Horns were blowing up and down the street. Eric began to dress, waiting for Ingram to use the word asymmetrical. But he said nothing. His real doctor, Nevius, had used the word once, in palpation, without elaborating. He saw Nevius nearly every day but had never asked what the word implied.

He liked to track answers to hard questions. This was his method, to attain mastery over ideas and people. But there was something about the idea of asymmetry. It was intriguing in the world outside the body, a counterforce to balance and calm, the riddling little twist, subatomic, that made creation happen. There was the serpentine word itself, slightly off kilter, with the single additional letter that changes everything. But when he removed the word from its cosmological register and applied it to the body of a male mammal, his body, he began to feel pale and spooked. He felt a certain perverse reverence toward the word. A fear of, a distance from. When he heard the word spoken in a context of urine and semen and when he thought of the word in the shadow of pissed pants, one, and limp-dick desolation, two, he was haunted to the point of superstitious silence.

He took off his sunglasses and looked closely at Ingram. He tried to read his face. It was empty of affect. He thought of putting his sunglasses on the associate's face, to make him real, give him meaning in the sweep of other people's perceptions, but the glasses would have to be clear and thicklensed and life-defining. If you knew the man ten years, it might take you all that time to notice he did not wear glasses. It was a face that was lost without them.

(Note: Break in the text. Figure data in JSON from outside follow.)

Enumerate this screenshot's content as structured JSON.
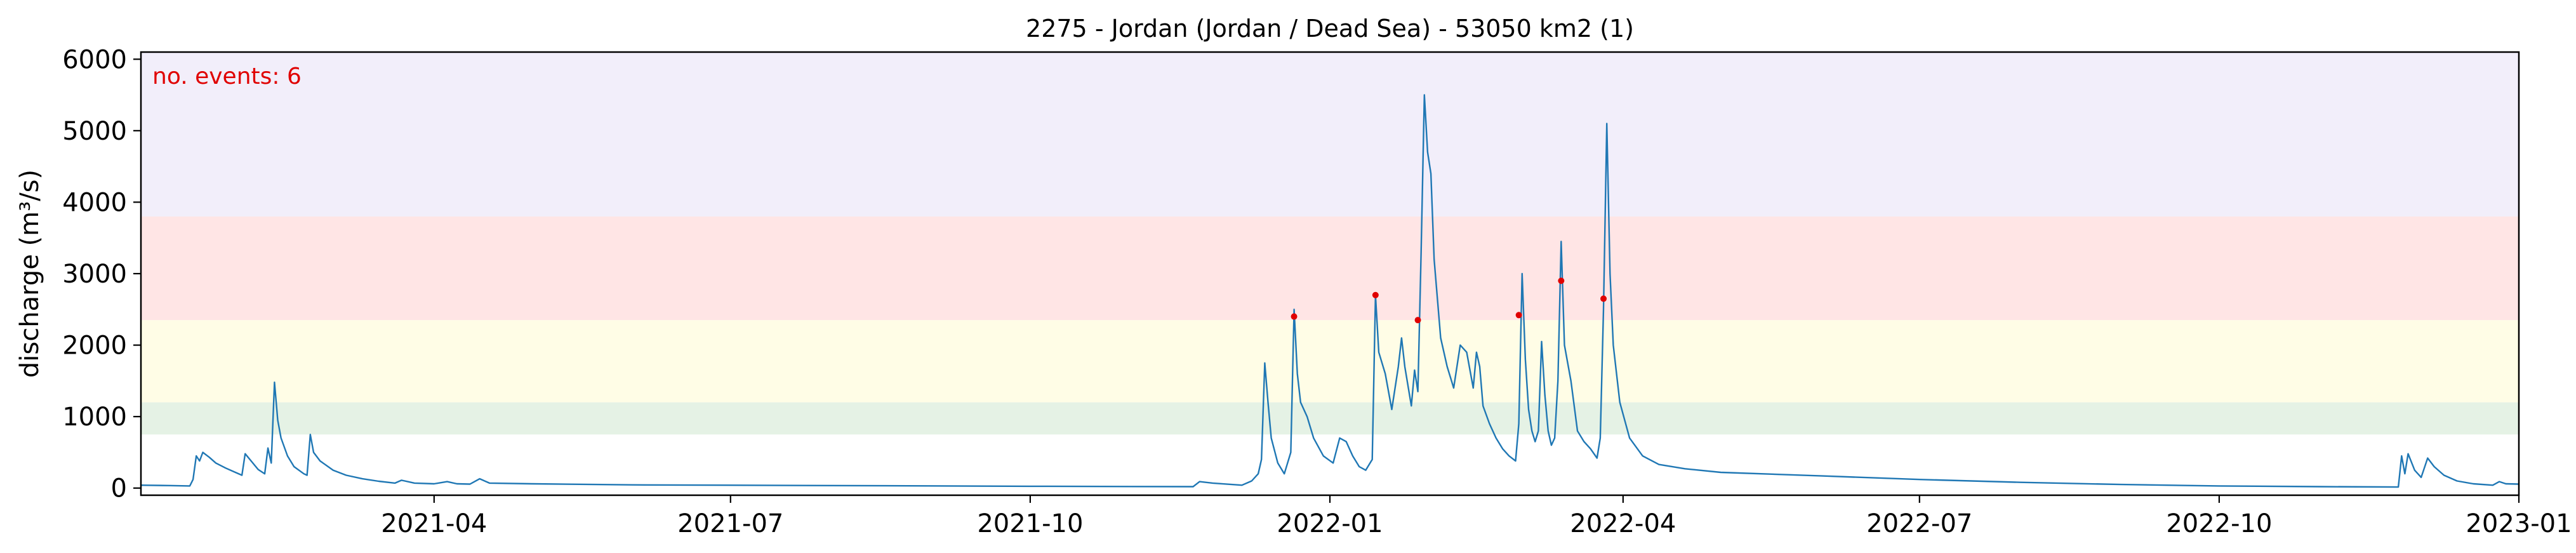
{
  "chart_data": {
    "type": "line",
    "title": "2275 - Jordan (Jordan / Dead Sea) - 53050 km2 (1)",
    "xlabel": "",
    "ylabel": "discharge (m³/s)",
    "annotation": "no. events: 6",
    "xlim": [
      "2021-01-01",
      "2023-01-01"
    ],
    "ylim": [
      -100,
      6100
    ],
    "x_tick_labels": [
      "2021-04",
      "2021-07",
      "2021-10",
      "2022-01",
      "2022-04",
      "2022-07",
      "2022-10",
      "2023-01"
    ],
    "x_ticks": [
      "2021-04-01",
      "2021-07-01",
      "2021-10-01",
      "2022-01-01",
      "2022-04-01",
      "2022-07-01",
      "2022-10-01",
      "2023-01-01"
    ],
    "y_ticks": [
      0,
      1000,
      2000,
      3000,
      4000,
      5000,
      6000
    ],
    "y_tick_labels": [
      "0",
      "1000",
      "2000",
      "3000",
      "4000",
      "5000",
      "6000"
    ],
    "grid": false,
    "threshold_bands": [
      {
        "from": 750,
        "to": 1200,
        "color": "#e5f2e5"
      },
      {
        "from": 1200,
        "to": 2350,
        "color": "#fffde6"
      },
      {
        "from": 2350,
        "to": 3800,
        "color": "#ffe5e5"
      },
      {
        "from": 3800,
        "to": 6100,
        "color": "#f2eefa"
      }
    ],
    "series": [
      {
        "color": "#1f77b4",
        "points": [
          [
            "2021-01-01",
            40
          ],
          [
            "2021-01-10",
            35
          ],
          [
            "2021-01-16",
            30
          ],
          [
            "2021-01-17",
            120
          ],
          [
            "2021-01-18",
            450
          ],
          [
            "2021-01-19",
            380
          ],
          [
            "2021-01-20",
            500
          ],
          [
            "2021-01-22",
            430
          ],
          [
            "2021-01-24",
            350
          ],
          [
            "2021-01-27",
            280
          ],
          [
            "2021-01-30",
            220
          ],
          [
            "2021-02-01",
            180
          ],
          [
            "2021-02-02",
            480
          ],
          [
            "2021-02-04",
            370
          ],
          [
            "2021-02-06",
            260
          ],
          [
            "2021-02-08",
            200
          ],
          [
            "2021-02-09",
            560
          ],
          [
            "2021-02-10",
            350
          ],
          [
            "2021-02-11",
            1480
          ],
          [
            "2021-02-12",
            950
          ],
          [
            "2021-02-13",
            700
          ],
          [
            "2021-02-15",
            450
          ],
          [
            "2021-02-17",
            300
          ],
          [
            "2021-02-20",
            200
          ],
          [
            "2021-02-21",
            180
          ],
          [
            "2021-02-22",
            750
          ],
          [
            "2021-02-23",
            500
          ],
          [
            "2021-02-25",
            380
          ],
          [
            "2021-03-01",
            250
          ],
          [
            "2021-03-05",
            180
          ],
          [
            "2021-03-10",
            130
          ],
          [
            "2021-03-15",
            95
          ],
          [
            "2021-03-20",
            70
          ],
          [
            "2021-03-22",
            110
          ],
          [
            "2021-03-26",
            70
          ],
          [
            "2021-04-01",
            60
          ],
          [
            "2021-04-05",
            90
          ],
          [
            "2021-04-08",
            60
          ],
          [
            "2021-04-12",
            55
          ],
          [
            "2021-04-15",
            130
          ],
          [
            "2021-04-18",
            70
          ],
          [
            "2021-05-01",
            60
          ],
          [
            "2021-06-01",
            45
          ],
          [
            "2021-08-01",
            35
          ],
          [
            "2021-10-01",
            25
          ],
          [
            "2021-11-20",
            20
          ],
          [
            "2021-11-22",
            90
          ],
          [
            "2021-11-26",
            70
          ],
          [
            "2021-12-05",
            40
          ],
          [
            "2021-12-08",
            100
          ],
          [
            "2021-12-10",
            200
          ],
          [
            "2021-12-11",
            400
          ],
          [
            "2021-12-12",
            1750
          ],
          [
            "2021-12-13",
            1200
          ],
          [
            "2021-12-14",
            700
          ],
          [
            "2021-12-16",
            350
          ],
          [
            "2021-12-18",
            200
          ],
          [
            "2021-12-19",
            350
          ],
          [
            "2021-12-20",
            500
          ],
          [
            "2021-12-21",
            2500
          ],
          [
            "2021-12-22",
            1600
          ],
          [
            "2021-12-23",
            1200
          ],
          [
            "2021-12-25",
            1000
          ],
          [
            "2021-12-27",
            700
          ],
          [
            "2021-12-30",
            450
          ],
          [
            "2022-01-02",
            350
          ],
          [
            "2022-01-04",
            700
          ],
          [
            "2022-01-06",
            650
          ],
          [
            "2022-01-08",
            450
          ],
          [
            "2022-01-10",
            300
          ],
          [
            "2022-01-12",
            250
          ],
          [
            "2022-01-14",
            400
          ],
          [
            "2022-01-15",
            2700
          ],
          [
            "2022-01-16",
            1900
          ],
          [
            "2022-01-18",
            1600
          ],
          [
            "2022-01-20",
            1100
          ],
          [
            "2022-01-22",
            1700
          ],
          [
            "2022-01-23",
            2100
          ],
          [
            "2022-01-24",
            1700
          ],
          [
            "2022-01-26",
            1150
          ],
          [
            "2022-01-27",
            1650
          ],
          [
            "2022-01-28",
            1350
          ],
          [
            "2022-01-29",
            3300
          ],
          [
            "2022-01-30",
            5500
          ],
          [
            "2022-01-31",
            4700
          ],
          [
            "2022-02-01",
            4400
          ],
          [
            "2022-02-02",
            3200
          ],
          [
            "2022-02-04",
            2100
          ],
          [
            "2022-02-06",
            1700
          ],
          [
            "2022-02-08",
            1400
          ],
          [
            "2022-02-10",
            2000
          ],
          [
            "2022-02-12",
            1900
          ],
          [
            "2022-02-14",
            1400
          ],
          [
            "2022-02-15",
            1900
          ],
          [
            "2022-02-16",
            1700
          ],
          [
            "2022-02-17",
            1150
          ],
          [
            "2022-02-19",
            900
          ],
          [
            "2022-02-21",
            700
          ],
          [
            "2022-02-23",
            550
          ],
          [
            "2022-02-25",
            450
          ],
          [
            "2022-02-27",
            380
          ],
          [
            "2022-02-28",
            900
          ],
          [
            "2022-03-01",
            3000
          ],
          [
            "2022-03-02",
            1800
          ],
          [
            "2022-03-03",
            1100
          ],
          [
            "2022-03-04",
            800
          ],
          [
            "2022-03-05",
            650
          ],
          [
            "2022-03-06",
            800
          ],
          [
            "2022-03-07",
            2050
          ],
          [
            "2022-03-08",
            1300
          ],
          [
            "2022-03-09",
            800
          ],
          [
            "2022-03-10",
            600
          ],
          [
            "2022-03-11",
            700
          ],
          [
            "2022-03-12",
            1500
          ],
          [
            "2022-03-13",
            3450
          ],
          [
            "2022-03-14",
            2000
          ],
          [
            "2022-03-16",
            1500
          ],
          [
            "2022-03-18",
            800
          ],
          [
            "2022-03-20",
            650
          ],
          [
            "2022-03-22",
            550
          ],
          [
            "2022-03-24",
            420
          ],
          [
            "2022-03-25",
            700
          ],
          [
            "2022-03-26",
            2500
          ],
          [
            "2022-03-27",
            5100
          ],
          [
            "2022-03-28",
            3000
          ],
          [
            "2022-03-29",
            2000
          ],
          [
            "2022-03-31",
            1200
          ],
          [
            "2022-04-03",
            700
          ],
          [
            "2022-04-07",
            450
          ],
          [
            "2022-04-12",
            330
          ],
          [
            "2022-04-20",
            270
          ],
          [
            "2022-05-01",
            220
          ],
          [
            "2022-06-01",
            170
          ],
          [
            "2022-07-01",
            120
          ],
          [
            "2022-08-01",
            80
          ],
          [
            "2022-09-01",
            50
          ],
          [
            "2022-10-01",
            30
          ],
          [
            "2022-11-01",
            20
          ],
          [
            "2022-11-25",
            15
          ],
          [
            "2022-11-26",
            450
          ],
          [
            "2022-11-27",
            200
          ],
          [
            "2022-11-28",
            480
          ],
          [
            "2022-11-30",
            250
          ],
          [
            "2022-12-02",
            150
          ],
          [
            "2022-12-04",
            420
          ],
          [
            "2022-12-06",
            300
          ],
          [
            "2022-12-09",
            180
          ],
          [
            "2022-12-13",
            100
          ],
          [
            "2022-12-18",
            60
          ],
          [
            "2022-12-24",
            40
          ],
          [
            "2022-12-26",
            90
          ],
          [
            "2022-12-28",
            60
          ],
          [
            "2023-01-01",
            55
          ]
        ]
      }
    ],
    "event_markers": {
      "color": "#e00000",
      "points": [
        [
          "2021-12-21",
          2400
        ],
        [
          "2022-01-15",
          2700
        ],
        [
          "2022-01-28",
          2350
        ],
        [
          "2022-02-28",
          2420
        ],
        [
          "2022-03-13",
          2900
        ],
        [
          "2022-03-26",
          2650
        ]
      ]
    }
  }
}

It was not Ingram who spoke. It was Jane Melman, pausing at the open door before she resumed her interrupted run.

"I want to say something that is deeply uncomplicated. There is time to choose. You can ease off and take a loss and come back stronger. It is not too late. You can make this choice. You've done great work for our investors in strong and choppy markets both. Most asset managers underperform the market. You've outperformed it, consistently, and you've never been influenced by the sweep of the crowd. This is one of your gifts."

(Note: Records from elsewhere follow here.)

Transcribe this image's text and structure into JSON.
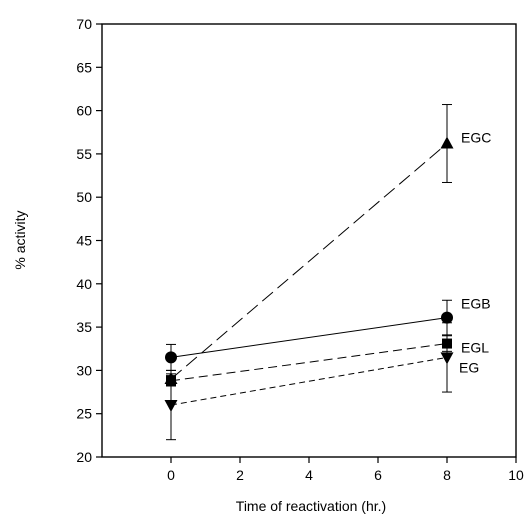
{
  "chart_data": {
    "type": "line",
    "title": "",
    "xlabel": "Time of reactivation (hr.)",
    "ylabel": "% activity",
    "xlim": [
      -2,
      10
    ],
    "ylim": [
      20,
      70
    ],
    "xticks": [
      0,
      2,
      4,
      6,
      8,
      10
    ],
    "yticks": [
      20,
      25,
      30,
      35,
      40,
      45,
      50,
      55,
      60,
      65,
      70
    ],
    "grid": false,
    "series": [
      {
        "name": "EGC",
        "marker": "triangle-up",
        "line_style": "long-dash",
        "x": [
          0,
          8
        ],
        "y": [
          29.0,
          56.2
        ],
        "error": [
          0.6,
          4.5
        ]
      },
      {
        "name": "EGB",
        "marker": "circle",
        "line_style": "solid",
        "x": [
          0,
          8
        ],
        "y": [
          31.5,
          36.1
        ],
        "error": [
          1.5,
          2.0
        ]
      },
      {
        "name": "EGL",
        "marker": "square",
        "line_style": "dash",
        "x": [
          0,
          8
        ],
        "y": [
          28.8,
          33.1
        ],
        "error": [
          0.6,
          0.9
        ]
      },
      {
        "name": "EG",
        "marker": "triangle-down",
        "line_style": "short-dash",
        "x": [
          0,
          8
        ],
        "y": [
          26.0,
          31.5
        ],
        "error": [
          4.0,
          4.0
        ]
      }
    ]
  }
}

He was not listening. He was looking past her to a figure at the cash machine outside the Israeli bank on the northeast corner, a slight man mumbling in his teeth.

"We've profited, we've flourished even as other funds have stumbled," she said. "Yes, the yen will fall. I don't think the yen can go any higher. But in the meantime you have to draw back. Pull back. I am advising you in this matter not only as your chief of finance but as a woman who would still be married to her husbands if they had looked at her the way you have looked at me here today."

He was not looking at her now. She shut the door and began running north on Fifth Avenue, past the shabby man at the ATM. There was something familiar about him. It wasn't his khaki field jacket or paper-shredded hair. Maybe it was his slouch. But Eric didn't care whether this was someone he'd once known. There were many people he'd once known. Some were dead, others in forced retirement, spending quiet time alone in their toilets or walking in the woods with their three-legged dogs.

He was thinking about automated teller machines. The term was aged and burdened by its own historical memory. It worked at cross-purposes, unable to escape the inference of fuddled human personnel and jerky moving parts. The term was part of the process that the device was meant to replace. It was anti-futuristic, so cumbrous and mechanical that even the acronym seemed dated.

Ingram folded the examining table back into the cabinet. He packed his satchel and went out the door, turning briefly to look at Eric. He was stationary, only a couple of feet away, but already lost in the crowd, forgotten even as he spoke, wide-eyed, with studied detachment in his voice.

"Your prostate is asymmetrical," he said.